Thank you so much for writing in! It has been fun to revisit this concept. You may want to check out my post on Prayer and Poetry and Dealing with Demons as well.
Let me know your thoughts or any questions you have. This is a difficult topic but a very necessary conversation.
November 6, 2014 at 11:46 pm
Hi Bo,
Due to a reaction to Sunday School, I was an evangelical atheist by 9, and my first degree is theoretical physics. I then switched to law and practised that for years, so I have a fine appreciation of cognitive biases and the unreliability of eyewitnesses. As a result, most of my formation is about as scientific rationalist as you can get.
And yet, at 15 I had a peak mystical experience (which I tend to describe as “better than sex, drugs and rock & roll”) and set off to try for more of that. You could now (rather a few years later) categorise me as a panentheist mystic with a largely Christian vocabulary and praxis.
So I have really major difficulty with any claims of the supernatural, but have primo spiritual experience.
I do think that healing may occasionally take place by mechanisms which science is currently rather substandard at identifying, and am wholly confident that what you think and what you expect (or pray for) can sometimes, but not by any means always, influence clinical results. But I still have problems with the idea of a physically interventionist God. Mentally interventionist on occasion – now that’s a different matter.

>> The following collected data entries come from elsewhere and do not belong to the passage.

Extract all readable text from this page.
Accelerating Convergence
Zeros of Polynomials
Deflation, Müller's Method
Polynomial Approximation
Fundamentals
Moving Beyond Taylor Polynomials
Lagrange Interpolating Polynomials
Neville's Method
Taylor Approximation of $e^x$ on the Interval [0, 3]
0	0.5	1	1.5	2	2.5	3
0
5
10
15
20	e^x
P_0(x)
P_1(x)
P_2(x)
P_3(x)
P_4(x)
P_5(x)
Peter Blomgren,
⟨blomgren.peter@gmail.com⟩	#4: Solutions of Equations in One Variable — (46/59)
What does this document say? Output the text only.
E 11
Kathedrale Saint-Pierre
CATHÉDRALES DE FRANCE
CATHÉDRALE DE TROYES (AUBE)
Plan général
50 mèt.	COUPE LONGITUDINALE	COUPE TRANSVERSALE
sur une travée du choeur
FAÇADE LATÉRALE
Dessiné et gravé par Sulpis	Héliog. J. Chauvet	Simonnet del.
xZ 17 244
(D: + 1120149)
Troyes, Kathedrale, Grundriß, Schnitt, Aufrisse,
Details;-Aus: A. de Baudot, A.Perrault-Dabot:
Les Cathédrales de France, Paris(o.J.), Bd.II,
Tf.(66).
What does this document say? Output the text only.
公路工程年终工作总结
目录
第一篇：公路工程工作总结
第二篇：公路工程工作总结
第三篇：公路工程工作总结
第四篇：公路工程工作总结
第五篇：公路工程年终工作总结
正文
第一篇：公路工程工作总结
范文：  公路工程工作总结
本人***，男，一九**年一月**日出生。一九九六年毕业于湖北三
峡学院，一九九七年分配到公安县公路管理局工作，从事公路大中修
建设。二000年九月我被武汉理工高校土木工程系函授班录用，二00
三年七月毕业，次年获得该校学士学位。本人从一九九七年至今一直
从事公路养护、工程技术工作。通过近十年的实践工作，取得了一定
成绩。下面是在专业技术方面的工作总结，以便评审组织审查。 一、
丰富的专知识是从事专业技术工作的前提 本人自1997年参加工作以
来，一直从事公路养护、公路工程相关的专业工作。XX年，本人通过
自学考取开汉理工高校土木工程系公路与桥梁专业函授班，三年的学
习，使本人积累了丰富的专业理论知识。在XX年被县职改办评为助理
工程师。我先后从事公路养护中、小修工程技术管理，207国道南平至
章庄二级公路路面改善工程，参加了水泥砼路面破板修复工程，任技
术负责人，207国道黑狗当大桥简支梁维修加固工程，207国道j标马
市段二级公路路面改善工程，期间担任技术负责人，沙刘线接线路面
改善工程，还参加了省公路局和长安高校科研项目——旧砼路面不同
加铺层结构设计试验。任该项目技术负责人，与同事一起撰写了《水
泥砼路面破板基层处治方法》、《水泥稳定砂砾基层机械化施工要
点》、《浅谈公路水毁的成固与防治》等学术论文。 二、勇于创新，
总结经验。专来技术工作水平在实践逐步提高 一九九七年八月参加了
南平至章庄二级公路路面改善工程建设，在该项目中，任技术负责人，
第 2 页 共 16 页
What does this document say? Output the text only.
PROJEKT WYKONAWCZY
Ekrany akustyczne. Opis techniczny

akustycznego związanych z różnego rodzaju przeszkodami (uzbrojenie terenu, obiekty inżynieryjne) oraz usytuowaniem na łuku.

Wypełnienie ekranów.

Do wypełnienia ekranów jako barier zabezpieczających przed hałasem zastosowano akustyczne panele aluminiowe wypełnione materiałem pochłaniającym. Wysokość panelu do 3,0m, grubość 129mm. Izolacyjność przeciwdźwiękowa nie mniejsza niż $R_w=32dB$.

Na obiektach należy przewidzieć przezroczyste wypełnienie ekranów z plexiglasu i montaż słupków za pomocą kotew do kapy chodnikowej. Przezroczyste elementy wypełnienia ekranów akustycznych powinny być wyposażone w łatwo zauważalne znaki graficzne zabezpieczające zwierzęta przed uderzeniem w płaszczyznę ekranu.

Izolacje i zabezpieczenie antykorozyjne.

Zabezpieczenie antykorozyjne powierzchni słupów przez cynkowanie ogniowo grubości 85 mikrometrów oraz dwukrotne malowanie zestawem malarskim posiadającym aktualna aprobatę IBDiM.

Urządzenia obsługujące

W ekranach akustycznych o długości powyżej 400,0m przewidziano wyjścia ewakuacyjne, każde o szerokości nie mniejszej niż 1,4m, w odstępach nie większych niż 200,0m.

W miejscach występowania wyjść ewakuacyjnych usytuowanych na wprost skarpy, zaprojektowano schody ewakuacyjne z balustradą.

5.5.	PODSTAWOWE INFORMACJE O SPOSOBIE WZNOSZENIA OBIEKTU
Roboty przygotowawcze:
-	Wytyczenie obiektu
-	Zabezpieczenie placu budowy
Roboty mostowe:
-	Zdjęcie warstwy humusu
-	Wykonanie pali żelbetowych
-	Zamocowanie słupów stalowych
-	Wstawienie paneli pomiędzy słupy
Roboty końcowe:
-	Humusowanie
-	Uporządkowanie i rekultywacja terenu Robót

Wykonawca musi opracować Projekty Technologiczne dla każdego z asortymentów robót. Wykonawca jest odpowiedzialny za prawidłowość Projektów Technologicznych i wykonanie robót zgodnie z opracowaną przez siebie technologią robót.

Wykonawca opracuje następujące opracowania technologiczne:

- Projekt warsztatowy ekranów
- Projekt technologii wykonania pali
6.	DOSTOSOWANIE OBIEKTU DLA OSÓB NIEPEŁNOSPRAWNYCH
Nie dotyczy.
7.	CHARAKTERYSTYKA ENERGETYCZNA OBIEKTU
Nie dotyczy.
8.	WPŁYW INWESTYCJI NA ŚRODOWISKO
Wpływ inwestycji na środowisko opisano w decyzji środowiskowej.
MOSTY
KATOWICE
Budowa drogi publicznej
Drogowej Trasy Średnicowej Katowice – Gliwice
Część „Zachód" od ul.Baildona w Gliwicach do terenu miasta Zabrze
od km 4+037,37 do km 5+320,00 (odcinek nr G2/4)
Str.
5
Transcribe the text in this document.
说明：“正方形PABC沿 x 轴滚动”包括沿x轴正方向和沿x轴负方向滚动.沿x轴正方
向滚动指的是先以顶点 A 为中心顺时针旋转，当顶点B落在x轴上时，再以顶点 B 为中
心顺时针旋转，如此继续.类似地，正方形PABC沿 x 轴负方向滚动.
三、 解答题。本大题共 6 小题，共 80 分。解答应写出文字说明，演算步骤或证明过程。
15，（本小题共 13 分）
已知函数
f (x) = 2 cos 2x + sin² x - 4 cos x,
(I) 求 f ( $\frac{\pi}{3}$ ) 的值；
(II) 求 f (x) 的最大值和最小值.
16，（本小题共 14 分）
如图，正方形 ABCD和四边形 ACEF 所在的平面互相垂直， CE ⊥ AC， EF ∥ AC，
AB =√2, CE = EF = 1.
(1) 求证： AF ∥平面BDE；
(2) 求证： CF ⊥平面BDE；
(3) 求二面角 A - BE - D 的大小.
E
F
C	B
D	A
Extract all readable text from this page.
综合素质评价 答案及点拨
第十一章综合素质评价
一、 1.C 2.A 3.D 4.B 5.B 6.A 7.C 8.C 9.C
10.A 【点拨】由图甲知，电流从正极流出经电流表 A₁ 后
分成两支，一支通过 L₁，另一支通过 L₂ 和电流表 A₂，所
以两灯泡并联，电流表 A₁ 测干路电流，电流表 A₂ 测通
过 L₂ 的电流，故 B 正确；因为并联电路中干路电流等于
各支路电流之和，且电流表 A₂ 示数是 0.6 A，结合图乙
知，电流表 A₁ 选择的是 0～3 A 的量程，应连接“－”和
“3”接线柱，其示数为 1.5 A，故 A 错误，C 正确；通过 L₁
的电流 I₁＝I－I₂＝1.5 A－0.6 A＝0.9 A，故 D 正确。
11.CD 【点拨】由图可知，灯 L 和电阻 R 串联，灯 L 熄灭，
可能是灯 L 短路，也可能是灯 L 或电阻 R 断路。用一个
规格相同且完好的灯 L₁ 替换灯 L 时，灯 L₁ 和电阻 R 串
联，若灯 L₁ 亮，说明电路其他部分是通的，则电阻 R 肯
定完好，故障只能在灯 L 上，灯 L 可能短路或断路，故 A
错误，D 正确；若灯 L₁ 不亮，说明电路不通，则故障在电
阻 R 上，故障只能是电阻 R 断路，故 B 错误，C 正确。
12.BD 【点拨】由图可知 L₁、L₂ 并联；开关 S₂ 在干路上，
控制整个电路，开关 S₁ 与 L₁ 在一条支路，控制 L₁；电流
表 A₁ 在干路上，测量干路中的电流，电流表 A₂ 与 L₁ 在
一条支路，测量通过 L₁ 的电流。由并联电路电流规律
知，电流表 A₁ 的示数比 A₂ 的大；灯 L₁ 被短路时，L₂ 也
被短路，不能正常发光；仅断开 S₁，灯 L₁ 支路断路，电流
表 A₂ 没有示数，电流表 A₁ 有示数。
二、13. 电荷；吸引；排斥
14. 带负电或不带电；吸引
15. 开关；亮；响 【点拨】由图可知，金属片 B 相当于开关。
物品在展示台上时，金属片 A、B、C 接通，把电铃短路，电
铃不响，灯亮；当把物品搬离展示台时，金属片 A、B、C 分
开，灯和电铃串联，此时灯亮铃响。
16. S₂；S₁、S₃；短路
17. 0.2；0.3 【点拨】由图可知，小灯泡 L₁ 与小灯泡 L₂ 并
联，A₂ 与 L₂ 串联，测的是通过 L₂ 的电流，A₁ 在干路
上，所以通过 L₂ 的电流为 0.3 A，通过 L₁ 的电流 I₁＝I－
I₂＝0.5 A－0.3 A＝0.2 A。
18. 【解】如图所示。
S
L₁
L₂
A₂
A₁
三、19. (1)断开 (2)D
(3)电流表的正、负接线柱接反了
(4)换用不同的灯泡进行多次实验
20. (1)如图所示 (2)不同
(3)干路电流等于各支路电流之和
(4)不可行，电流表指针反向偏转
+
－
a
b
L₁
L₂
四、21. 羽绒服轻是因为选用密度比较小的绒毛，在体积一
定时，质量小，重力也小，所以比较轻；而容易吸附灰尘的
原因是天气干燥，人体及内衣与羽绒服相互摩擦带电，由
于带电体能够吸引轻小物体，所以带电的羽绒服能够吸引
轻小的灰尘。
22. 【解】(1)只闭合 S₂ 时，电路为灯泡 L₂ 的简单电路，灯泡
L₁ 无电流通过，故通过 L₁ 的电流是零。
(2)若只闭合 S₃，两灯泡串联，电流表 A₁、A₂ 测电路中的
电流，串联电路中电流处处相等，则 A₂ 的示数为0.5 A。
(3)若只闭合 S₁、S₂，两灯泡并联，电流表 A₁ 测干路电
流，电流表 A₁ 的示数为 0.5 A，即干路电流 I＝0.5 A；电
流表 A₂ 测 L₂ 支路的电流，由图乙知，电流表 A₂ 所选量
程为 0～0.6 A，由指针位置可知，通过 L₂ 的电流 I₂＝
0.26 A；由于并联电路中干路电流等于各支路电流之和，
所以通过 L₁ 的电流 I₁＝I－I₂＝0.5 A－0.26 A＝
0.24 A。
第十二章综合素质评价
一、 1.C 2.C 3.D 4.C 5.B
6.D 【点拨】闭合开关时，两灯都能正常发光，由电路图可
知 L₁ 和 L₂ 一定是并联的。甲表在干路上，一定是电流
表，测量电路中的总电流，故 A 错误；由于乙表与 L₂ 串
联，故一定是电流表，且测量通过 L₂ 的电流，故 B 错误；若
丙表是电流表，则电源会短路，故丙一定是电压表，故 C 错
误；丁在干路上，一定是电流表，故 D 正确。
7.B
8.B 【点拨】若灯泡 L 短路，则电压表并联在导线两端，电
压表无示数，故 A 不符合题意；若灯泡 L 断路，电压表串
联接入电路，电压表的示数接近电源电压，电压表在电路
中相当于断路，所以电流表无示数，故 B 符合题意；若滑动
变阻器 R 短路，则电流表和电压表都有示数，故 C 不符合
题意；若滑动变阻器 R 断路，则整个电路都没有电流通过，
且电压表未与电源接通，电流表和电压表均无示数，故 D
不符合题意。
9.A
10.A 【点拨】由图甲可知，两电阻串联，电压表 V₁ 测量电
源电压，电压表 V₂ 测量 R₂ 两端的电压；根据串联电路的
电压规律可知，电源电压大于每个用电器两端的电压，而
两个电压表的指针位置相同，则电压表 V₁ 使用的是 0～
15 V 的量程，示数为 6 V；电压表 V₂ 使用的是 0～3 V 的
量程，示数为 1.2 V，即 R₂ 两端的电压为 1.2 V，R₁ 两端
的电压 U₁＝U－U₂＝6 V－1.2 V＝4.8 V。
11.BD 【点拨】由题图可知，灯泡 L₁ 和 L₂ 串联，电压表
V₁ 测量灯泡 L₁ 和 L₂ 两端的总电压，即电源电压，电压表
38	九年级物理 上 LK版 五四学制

That’s hard for me to deny, having been mentally intervened in… or at least that’s how it rather forcibly seemed to me.
But I then have problems as to why that happened to me and hasn’t happened to people who actually deserve something like that and/or have been praying for it for years (which, at the time, I most assuredly didn’t and hadn’t). Or to people who could really use some reorientation for the sake of the rest of us – though, possibly, I might have been one of them… who knows what I’d have turned out like absent a spiritual brick between the eyes at 15?
I think you’re on the right track that this world is the best that God can do, though I *hate* the “best of all possible worlds” tack (thanks, Leibnitz via Voltaire). I wrote some blog posts a while back under the general title “And God saw that it was Good” to that effect (and to the effect that if heshewhatever saw that it was good, the concept that humanity then had the power to mess that up is rather underestimating God). But I struggle to see *why* that is. And occasionally those around me who are magical thinkers (I attend a distinctly evangelical church, as they are the ones who do social gospel stuff around here) seem to have an easier time intellectually.
End of ramble. Like what you’re doing.